By Samuel Ouma
Kenya has joined the world in condemning the coup that occurred in Myanmar.
In an official statement, Kenya slammed the south-east Asian country’s military, saying it “recognises the primacy of democratic civilian government.”
“Kenya therefore calls for the restoration of constitutional order, respect for the rule of law, the resolution of any and all electioneering disputes through lawful mechanisms, as well as the immediate release of the civilian leadership detained unlawfully,” read the statement.
Also reacting to the military takeover and dentition of government officials, the US President Joe Biden said that the military’s action is “a direct assault on the country’s transition to democracy and the rule of law.”
“We will work with our partners throughout the region and the world to support the restoration of democracy and the rule of law, as well as to hold accountable those responsible for overturning Burma’s (another name of Myanmar) democratic transition,” said Biden.
Through its president Charles Michel, the European Union (EU) criticized the military and demanded the release of all detained civilians in the country.
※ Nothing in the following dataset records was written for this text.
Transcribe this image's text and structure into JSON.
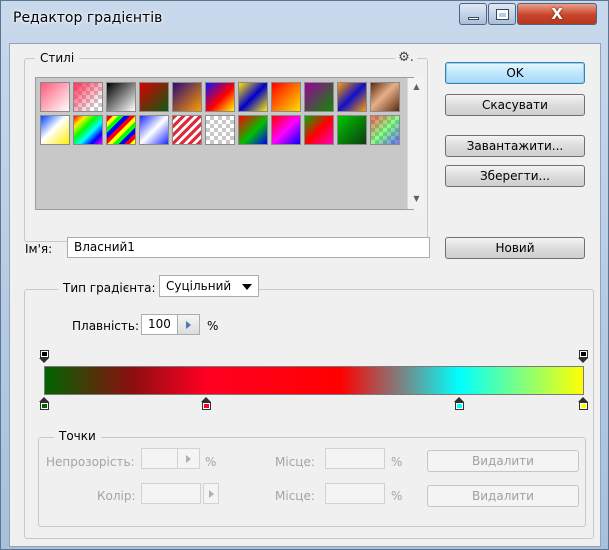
{
  "window": {
    "title": "Редактор градієнтів",
    "close_glyph": "X"
  },
  "presets": {
    "legend": "Стилі",
    "menu_icon": "gear-icon",
    "gradients": [
      "linear-gradient(135deg,#ff5a79 0%,#fff 100%)",
      "checker-red",
      "linear-gradient(135deg,#000 0%,#fff 100%)",
      "linear-gradient(135deg,#d90000 0%,#0b5c12 100%)",
      "linear-gradient(135deg,#2a0a7a 0%,#ff9a00 100%)",
      "linear-gradient(135deg,#1010ff 0%,#ff0000 55%,#ffff00 100%)",
      "linear-gradient(135deg,#ffe800 0%,#0000cc 50%,#ffee00 100%)",
      "linear-gradient(135deg,#ff0000 0%,#ffe000 100%)",
      "linear-gradient(135deg,#9a00a0 0%,#0f8a00 100%)",
      "linear-gradient(135deg,#ff9a00 0%,#1010c8 50%,#ff9a00 100%)",
      "linear-gradient(135deg,#5a2a10 0%,#e7b089 45%,#5a2a10 100%)",
      "linear-gradient(135deg,#0044ff 0%,#ffffff 45%,#ffee00 100%)",
      "linear-gradient(135deg,#ff0000 0%,#ffee00 20%,#00ff00 40%,#00ffff 60%,#0000ff 80%,#ff00ff 100%)",
      "repeating-linear-gradient(135deg,#ff0000 0 4px,#ffff00 4px 8px,#00ff00 8px 12px,#0000ff 12px 16px)",
      "linear-gradient(135deg,#1a2bff 0%,#ffffff 50%,#1a2bff 100%)",
      "repeating-linear-gradient(135deg,#e02a3a 0 3px,#ffffff 3px 6px)",
      "checker",
      "linear-gradient(135deg,#ff0000 0%,#00c000 55%,#0000ff 100%)",
      "linear-gradient(135deg,#ff0000 0%,#ff00ff 50%,#0000ff 100%)",
      "linear-gradient(135deg,#00b000 0%,#ff0000 50%,#ff00c0 100%)",
      "linear-gradient(135deg,#00c800 0%,#0b3d10 100%)",
      "checker-rainbow"
    ]
  },
  "buttons": {
    "ok": "OK",
    "cancel": "Скасувати",
    "load": "Завантажити...",
    "save": "Зберегти...",
    "new": "Новий"
  },
  "name": {
    "label": "Ім'я:",
    "value": "Власний1"
  },
  "gradient": {
    "type_label": "Тип градієнта:",
    "type_value": "Суцільний",
    "smoothness_label": "Плавність:",
    "smoothness_value": "100",
    "smoothness_unit": "%",
    "bar_colors": [
      "#006400",
      "#8b0f10",
      "#ff0022",
      "#ff0000",
      "#00ffff",
      "#ffff00"
    ],
    "opacity_stop_color": "#000000",
    "color_stops": [
      {
        "location": 0,
        "color": "#006400"
      },
      {
        "location": 30,
        "color": "#ff0022"
      },
      {
        "location": 77,
        "color": "#00ffff"
      },
      {
        "location": 100,
        "color": "#ffff00"
      }
    ],
    "opacity_stops": [
      {
        "location": 0
      },
      {
        "location": 100
      }
    ]
  },
  "stops_panel": {
    "legend": "Точки",
    "opacity_label": "Непрозорість:",
    "opacity_unit": "%",
    "location_label": "Місце:",
    "location_unit": "%",
    "color_label": "Колір:",
    "delete_label": "Видалити"
  }
}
Michel stated that the elections’ outcome must be respected, and the democratic process needs to be restored.
According to the UN-Secretary General Antonio Guterres, the coup is “a serious blow to democratic reforms in Myanmar.”
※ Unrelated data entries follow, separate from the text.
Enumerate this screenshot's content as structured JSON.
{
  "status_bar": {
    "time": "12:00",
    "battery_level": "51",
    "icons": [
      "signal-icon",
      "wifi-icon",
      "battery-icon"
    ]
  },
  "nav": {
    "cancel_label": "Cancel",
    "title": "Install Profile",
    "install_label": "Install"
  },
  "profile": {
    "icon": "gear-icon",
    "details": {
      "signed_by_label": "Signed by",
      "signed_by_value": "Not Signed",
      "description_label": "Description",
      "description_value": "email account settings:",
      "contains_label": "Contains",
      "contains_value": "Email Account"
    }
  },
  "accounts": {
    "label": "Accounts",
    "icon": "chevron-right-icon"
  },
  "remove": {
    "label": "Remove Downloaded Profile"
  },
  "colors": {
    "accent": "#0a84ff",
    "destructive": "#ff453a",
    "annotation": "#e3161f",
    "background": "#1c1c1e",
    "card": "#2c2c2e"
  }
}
The UN high commissioner for human rights, Michelle Bachelett, could not hide her shock. She also demanded the release of the detainees and ordered the military to avoid using unnecessary force.
In the early hours of Monday, the military took control of the country and handed over power to the military chief Min Aung Hlaing and imposed a one year state of emergency.
The military shut down the internet, and all other communication channels, closed financial institutions, and detained de facto leader Aung San Sunn Kyi, President Win Myint, and other senior government officials.
In an address on military Myawaddy TV, the military said the leaders were detained in response to the alleged electoral fraud in the last year’s elections.
Aung San Suu Kyi’s National League for Democracy (NLD) won 83 per cent of the total votes in November’s polls.
No violence was reported despite the troops blocking Nay Pyi Taw and the central city, Yangon.
Reports from the BBC on Tuesday indicated that communication systems had been restored and banks opened.
However, doctors working in government officials have reportedly threatened to down their tools from Wednesday to force for the release of Ms. Aung San Sunn Kyi and her group.